The Samsung 980 Pro SSD was introduced at the CES 2020 which took place at the beginning of this year. At the event, Samsung merely just introduced the SSD card, and it has not been released yet.
However, some sources are claiming that the 980 Pro SSD will hit the shelves within the next two months, possibly even in the first half of August.
The 980 PRO M.2 NVMe SSD would appear to be Samsung’s first client/consumer SSD to support PCIe 4.0, which has until now only been rolled out to their high-end enterprise drives.
The sequential performance number is 6500 MB/s reads, and 5000 MB/s writes. This performance is still better than what is currently available on the market with PCIe 4.0 drives using the Phison E16 controller.
The SSD card will be available in a range of storage variants.
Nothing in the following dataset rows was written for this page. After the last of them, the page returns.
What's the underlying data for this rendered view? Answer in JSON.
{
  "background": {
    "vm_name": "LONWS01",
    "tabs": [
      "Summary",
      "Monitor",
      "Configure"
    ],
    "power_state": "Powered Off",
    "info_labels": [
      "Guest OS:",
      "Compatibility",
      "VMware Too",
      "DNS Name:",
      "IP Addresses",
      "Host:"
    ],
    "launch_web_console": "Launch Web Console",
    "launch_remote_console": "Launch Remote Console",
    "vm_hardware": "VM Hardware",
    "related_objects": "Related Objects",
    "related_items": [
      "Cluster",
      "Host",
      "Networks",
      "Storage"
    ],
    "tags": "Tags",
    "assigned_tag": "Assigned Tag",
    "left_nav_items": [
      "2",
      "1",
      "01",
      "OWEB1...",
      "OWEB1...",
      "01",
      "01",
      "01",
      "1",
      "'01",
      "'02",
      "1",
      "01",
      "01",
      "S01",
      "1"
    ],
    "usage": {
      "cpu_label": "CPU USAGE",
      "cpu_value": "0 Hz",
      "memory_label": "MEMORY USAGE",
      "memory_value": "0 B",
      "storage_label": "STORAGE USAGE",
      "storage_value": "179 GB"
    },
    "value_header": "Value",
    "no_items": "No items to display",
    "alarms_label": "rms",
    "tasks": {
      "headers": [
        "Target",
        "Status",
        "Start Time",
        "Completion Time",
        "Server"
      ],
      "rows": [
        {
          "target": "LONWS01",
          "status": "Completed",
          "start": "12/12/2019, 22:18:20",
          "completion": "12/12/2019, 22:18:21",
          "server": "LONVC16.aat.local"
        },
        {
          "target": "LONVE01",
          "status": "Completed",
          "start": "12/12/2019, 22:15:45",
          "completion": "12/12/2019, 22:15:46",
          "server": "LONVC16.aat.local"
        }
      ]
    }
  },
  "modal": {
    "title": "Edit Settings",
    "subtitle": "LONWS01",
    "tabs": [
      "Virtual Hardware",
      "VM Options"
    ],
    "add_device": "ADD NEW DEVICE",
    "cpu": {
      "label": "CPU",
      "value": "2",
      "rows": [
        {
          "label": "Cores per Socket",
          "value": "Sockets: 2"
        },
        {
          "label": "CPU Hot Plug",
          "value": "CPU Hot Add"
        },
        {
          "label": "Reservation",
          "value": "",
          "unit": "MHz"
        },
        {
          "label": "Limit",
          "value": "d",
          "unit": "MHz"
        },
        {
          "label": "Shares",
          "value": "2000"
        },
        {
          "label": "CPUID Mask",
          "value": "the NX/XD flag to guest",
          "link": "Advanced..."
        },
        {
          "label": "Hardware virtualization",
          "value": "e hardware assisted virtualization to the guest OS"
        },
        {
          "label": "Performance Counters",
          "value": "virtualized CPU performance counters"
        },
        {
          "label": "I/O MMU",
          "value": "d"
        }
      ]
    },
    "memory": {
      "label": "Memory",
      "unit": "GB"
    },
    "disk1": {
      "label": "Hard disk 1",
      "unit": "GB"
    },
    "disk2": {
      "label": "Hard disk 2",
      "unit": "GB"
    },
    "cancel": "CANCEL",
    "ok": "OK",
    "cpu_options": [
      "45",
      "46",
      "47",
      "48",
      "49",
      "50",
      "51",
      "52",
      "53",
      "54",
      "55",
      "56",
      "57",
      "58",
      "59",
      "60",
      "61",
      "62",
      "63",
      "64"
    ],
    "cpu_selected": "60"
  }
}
The available capacities will range from 250GB to 1TB. This also sheds light on other areas as well.
What the range of variants means, the Samsung is still using 2-bit MLC for the PRO line rather than switching to 3-bit TLC NAND flash, something that is widely used by the rest of the industry.
It was unsure as to in which way the Samsung line of SSDs would head especially because Samsung had updated the 970 EVO with new NAND as the 970 EVO Plus, but failed to introduce an accompanying 970 PRO Plus. Anyway, since the SSD was introduced sometime back, and the introduction only had generic information regarding the SSD, it is not known as to which generation of V-NAND the 980 Pro makes use of. The information about the controller too is in the dark.
As mentioned above, a few of the sources claim that it will come out in the next two months, but since the officials have not said anything, it would be difficult to say anything with confidence.